【米国株式市場】ニューヨーク市場

NYダウ: 42,387.57  △273.17 (10/28)
NASDAQ: 18,567.19  △48.58 (10/28)

1.概況

米国市場は主要3指数が揃って上昇しました。イスラエルがイランに対する報復攻撃で石油や核関連施設を標的としなかったことを受け、原油価格が急落し、これらを安心材料にダウ平均は150ドル高で取引をスタートしました。その後、午前10時半発表の10月ダラス連銀製造業活動指数が-3.0と予想を上回り、ソフトランディングへの期待が高まる中で上げ幅を広げ、一時362ドル高まで上昇しました。

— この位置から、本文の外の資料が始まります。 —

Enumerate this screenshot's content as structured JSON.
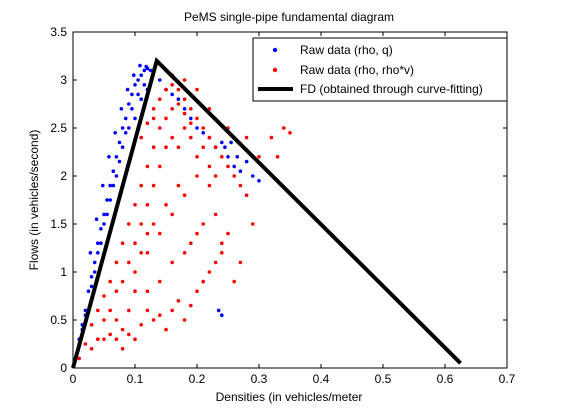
{
  "chart_data": {
    "type": "scatter",
    "title": "PeMS single-pipe fundamental diagram",
    "xlabel": "Densities (in vehicles/meter",
    "ylabel": "Flows (in vehicles/second)",
    "xlim": [
      0,
      0.7
    ],
    "ylim": [
      0,
      3.5
    ],
    "xticks": [
      "0",
      "0.1",
      "0.2",
      "0.3",
      "0.4",
      "0.5",
      "0.6",
      "0.7"
    ],
    "yticks": [
      "0",
      "0.5",
      "1",
      "1.5",
      "2",
      "2.5",
      "3",
      "3.5"
    ],
    "grid": false,
    "legend_position": "top-right",
    "series": [
      {
        "name": "Raw data (rho, q)",
        "kind": "points",
        "color": "#0000ff",
        "marker": "dot",
        "points": [
          [
            0.005,
            0.12
          ],
          [
            0.01,
            0.3
          ],
          [
            0.015,
            0.45
          ],
          [
            0.02,
            0.6
          ],
          [
            0.025,
            0.8
          ],
          [
            0.03,
            0.95
          ],
          [
            0.035,
            1.1
          ],
          [
            0.04,
            1.3
          ],
          [
            0.045,
            1.45
          ],
          [
            0.05,
            1.6
          ],
          [
            0.055,
            1.75
          ],
          [
            0.06,
            1.9
          ],
          [
            0.065,
            2.05
          ],
          [
            0.07,
            2.2
          ],
          [
            0.075,
            2.35
          ],
          [
            0.08,
            2.5
          ],
          [
            0.085,
            2.6
          ],
          [
            0.09,
            2.75
          ],
          [
            0.095,
            2.85
          ],
          [
            0.1,
            2.95
          ],
          [
            0.105,
            3.0
          ],
          [
            0.11,
            3.05
          ],
          [
            0.115,
            3.1
          ],
          [
            0.12,
            3.12
          ],
          [
            0.125,
            3.1
          ],
          [
            0.13,
            3.08
          ],
          [
            0.12,
            2.9
          ],
          [
            0.11,
            2.8
          ],
          [
            0.1,
            2.6
          ],
          [
            0.09,
            2.5
          ],
          [
            0.08,
            2.3
          ],
          [
            0.07,
            2.0
          ],
          [
            0.06,
            1.75
          ],
          [
            0.05,
            1.5
          ],
          [
            0.04,
            1.2
          ],
          [
            0.035,
            1.0
          ],
          [
            0.03,
            0.85
          ],
          [
            0.02,
            0.55
          ],
          [
            0.015,
            0.4
          ],
          [
            0.01,
            0.25
          ],
          [
            0.14,
            3.0
          ],
          [
            0.15,
            2.9
          ],
          [
            0.16,
            2.85
          ],
          [
            0.17,
            2.8
          ],
          [
            0.18,
            2.7
          ],
          [
            0.19,
            2.6
          ],
          [
            0.2,
            2.5
          ],
          [
            0.21,
            2.45
          ],
          [
            0.22,
            2.4
          ],
          [
            0.23,
            2.3
          ],
          [
            0.24,
            2.35
          ],
          [
            0.25,
            2.2
          ],
          [
            0.26,
            2.1
          ],
          [
            0.27,
            2.05
          ],
          [
            0.28,
            2.15
          ],
          [
            0.29,
            2.0
          ],
          [
            0.3,
            1.95
          ],
          [
            0.245,
            2.3
          ],
          [
            0.255,
            2.35
          ],
          [
            0.265,
            2.2
          ],
          [
            0.235,
            0.6
          ],
          [
            0.24,
            0.55
          ],
          [
            0.045,
            1.3
          ],
          [
            0.055,
            1.6
          ],
          [
            0.065,
            1.9
          ],
          [
            0.075,
            2.15
          ],
          [
            0.085,
            2.45
          ],
          [
            0.095,
            2.7
          ],
          [
            0.105,
            2.85
          ],
          [
            0.115,
            2.95
          ],
          [
            0.108,
            3.15
          ],
          [
            0.118,
            3.14
          ],
          [
            0.098,
            3.05
          ],
          [
            0.088,
            2.9
          ],
          [
            0.078,
            2.7
          ],
          [
            0.068,
            2.45
          ],
          [
            0.058,
            2.2
          ],
          [
            0.048,
            1.9
          ],
          [
            0.038,
            1.55
          ],
          [
            0.028,
            1.2
          ]
        ]
      },
      {
        "name": "Raw data (rho, rho*v)",
        "kind": "points",
        "color": "#ff0000",
        "marker": "dot",
        "points": [
          [
            0.01,
            0.1
          ],
          [
            0.02,
            0.25
          ],
          [
            0.03,
            0.45
          ],
          [
            0.04,
            0.6
          ],
          [
            0.05,
            0.75
          ],
          [
            0.06,
            0.9
          ],
          [
            0.07,
            1.1
          ],
          [
            0.08,
            1.3
          ],
          [
            0.09,
            1.5
          ],
          [
            0.1,
            1.7
          ],
          [
            0.11,
            1.9
          ],
          [
            0.12,
            2.1
          ],
          [
            0.13,
            2.3
          ],
          [
            0.14,
            2.5
          ],
          [
            0.15,
            2.6
          ],
          [
            0.16,
            2.7
          ],
          [
            0.17,
            2.75
          ],
          [
            0.18,
            2.8
          ],
          [
            0.19,
            2.7
          ],
          [
            0.2,
            2.6
          ],
          [
            0.21,
            2.5
          ],
          [
            0.22,
            2.4
          ],
          [
            0.23,
            2.3
          ],
          [
            0.24,
            2.2
          ],
          [
            0.25,
            2.1
          ],
          [
            0.26,
            2.0
          ],
          [
            0.27,
            1.9
          ],
          [
            0.28,
            1.8
          ],
          [
            0.3,
            2.2
          ],
          [
            0.32,
            2.4
          ],
          [
            0.34,
            2.5
          ],
          [
            0.35,
            2.45
          ],
          [
            0.33,
            2.2
          ],
          [
            0.28,
            2.4
          ],
          [
            0.25,
            2.5
          ],
          [
            0.22,
            2.7
          ],
          [
            0.2,
            2.9
          ],
          [
            0.18,
            3.0
          ],
          [
            0.16,
            3.05
          ],
          [
            0.15,
            3.1
          ],
          [
            0.05,
            0.3
          ],
          [
            0.06,
            0.35
          ],
          [
            0.07,
            0.5
          ],
          [
            0.08,
            0.4
          ],
          [
            0.09,
            0.35
          ],
          [
            0.1,
            0.3
          ],
          [
            0.11,
            0.45
          ],
          [
            0.12,
            0.6
          ],
          [
            0.13,
            0.5
          ],
          [
            0.14,
            0.55
          ],
          [
            0.15,
            0.4
          ],
          [
            0.16,
            0.6
          ],
          [
            0.17,
            0.7
          ],
          [
            0.18,
            0.5
          ],
          [
            0.19,
            0.65
          ],
          [
            0.2,
            0.8
          ],
          [
            0.21,
            0.9
          ],
          [
            0.22,
            1.0
          ],
          [
            0.23,
            1.1
          ],
          [
            0.24,
            1.2
          ],
          [
            0.1,
            1.0
          ],
          [
            0.12,
            1.2
          ],
          [
            0.14,
            1.4
          ],
          [
            0.16,
            1.6
          ],
          [
            0.18,
            1.8
          ],
          [
            0.2,
            2.0
          ],
          [
            0.22,
            2.1
          ],
          [
            0.24,
            1.3
          ],
          [
            0.26,
            0.9
          ],
          [
            0.19,
            1.3
          ],
          [
            0.12,
            0.8
          ],
          [
            0.14,
            0.9
          ],
          [
            0.16,
            1.1
          ],
          [
            0.18,
            1.2
          ],
          [
            0.2,
            1.4
          ],
          [
            0.21,
            1.5
          ],
          [
            0.23,
            1.6
          ],
          [
            0.17,
            1.9
          ],
          [
            0.15,
            1.7
          ],
          [
            0.13,
            1.5
          ],
          [
            0.07,
            0.8
          ],
          [
            0.08,
            0.9
          ],
          [
            0.09,
            1.1
          ],
          [
            0.1,
            1.3
          ],
          [
            0.11,
            1.5
          ],
          [
            0.12,
            1.7
          ],
          [
            0.13,
            1.9
          ],
          [
            0.14,
            2.1
          ],
          [
            0.15,
            2.3
          ],
          [
            0.16,
            2.4
          ],
          [
            0.03,
            0.2
          ],
          [
            0.04,
            0.3
          ],
          [
            0.05,
            0.5
          ],
          [
            0.06,
            0.6
          ],
          [
            0.07,
            0.3
          ],
          [
            0.08,
            0.2
          ],
          [
            0.09,
            0.6
          ],
          [
            0.1,
            0.8
          ],
          [
            0.11,
            1.2
          ],
          [
            0.12,
            1.4
          ],
          [
            0.17,
            2.3
          ],
          [
            0.18,
            2.5
          ],
          [
            0.19,
            2.4
          ],
          [
            0.2,
            2.2
          ],
          [
            0.21,
            2.3
          ],
          [
            0.22,
            1.9
          ],
          [
            0.23,
            2.0
          ],
          [
            0.25,
            1.4
          ],
          [
            0.27,
            1.1
          ],
          [
            0.29,
            1.5
          ],
          [
            0.13,
            2.7
          ],
          [
            0.14,
            2.8
          ],
          [
            0.15,
            2.9
          ],
          [
            0.16,
            2.95
          ],
          [
            0.17,
            2.9
          ],
          [
            0.18,
            2.65
          ],
          [
            0.19,
            2.55
          ],
          [
            0.11,
            2.4
          ],
          [
            0.12,
            2.55
          ],
          [
            0.13,
            2.6
          ]
        ]
      },
      {
        "name": "FD (obtained through curve-fitting)",
        "kind": "line",
        "color": "#000000",
        "points": [
          [
            0.0,
            0.0
          ],
          [
            0.135,
            3.2
          ],
          [
            0.625,
            0.05
          ]
        ]
      }
    ]
  }
}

また、ダウ平均は前週末まで5日続落していたことから、短期間で大きく下げた後で、金融株やハイテク株に見直し買いが入りました。その後は、長期金利の上昇や今週控えるメガテックの決算や雇用統計を前に一進一退で推移し、結局273ドル高(+0.64%)の42,387ドルで取引を終え、6日ぶりに反発となりました。また、S&P500株価指数も、15ポイント高(+0.26%)の5,823ポイントと反発しました。ハイテク株比率が高いナスダック総合株価指数は、48ポイント高(+0.26%)の18,567ポイントで取引を終え、3日続伸しました。

2.経済指標等

10月の米ダラス連銀製造業活動指数は-3.0となり、市場予想の-9.4と前回結果の-9.0を上回りました。

3.業種別動向

業種別S&P500株価指数は、全11業種のうち金融や素材、公益事業などの9業種が上げ、なかでも金融は1%超上昇しました。一方で、エネルギーと情報技術の2業種が下落しました。

4.個別銘柄動向

ダウ平均構成銘柄では23銘柄が上昇し、なかでもアナリストが目標株価を引き上げたことでスリーエム[MMM]は4.4%上昇しました。また、ゴールドマン・サックス[GS]が2%超上昇したほか、アメリカン・エキスプレス[AXP]やジェイピー・モルガン・チェース[JPM]、マクドナルド[MCD]などが1%以上上昇しました。一方で、7銘柄が下落し、なかでも従業員によるストライキが長期化するボーイング[BA]が増資を公表したことで、3%近く下落しました。そのほか、ハネウェル・インターナショナル[HON]やシスコシステムズ[CSCO]、アイビーエム[IBM]などが下落しました。

ダウ平均構成銘柄以外では、米大統領選の共和党候補のトランプ前大統領が過半数株式を保有するトランプ・メディア・アンド・テクノロジー・グループ[DJT]が、同氏によるニューヨーク市での選挙集会の後、21.6%上昇しました。そのほか、原油価格の急落からコスト減と利益率向上の期待で、クルーズ船を運営するカーニバル[CCL]が4.8%上昇しました。同様に航空会社のユナイテッド・エアラインズ・ホールディングス[UAL]やデルタ航空[DAL]も2%程度上昇しています。一方で、オランダの医療機器大手のロイヤル・フィリップス[PHG]は、中国での需要不振を受けて通期の売上高予想を下方修正したことで、16.0%下落しました。自動車メーカーのフォード・モーター[F]は取引終了後に四半期決算を発表しましたが、通期のEBIT見通しを引き下げたことが嫌気され、時間外取引で売られています。

5.為替・金利等

長期金利は0.04%高い4.28%となりました。ドル円は153円台前半で推移しています。

VIEW POINT: 今日の視点

本日の日本市場は米国株高と円安を受けて、上昇してのスタートが予想されます。こうしたなか日経平均は、米金利の上昇基調を受け国内債券市場でも上昇傾向にある長期金利の推移がポイントとなりそうです。また、日経平均は23日まで11営業日連続で陰線を形成していましたが、本日以降陽線が増えてくるか注目が集まります。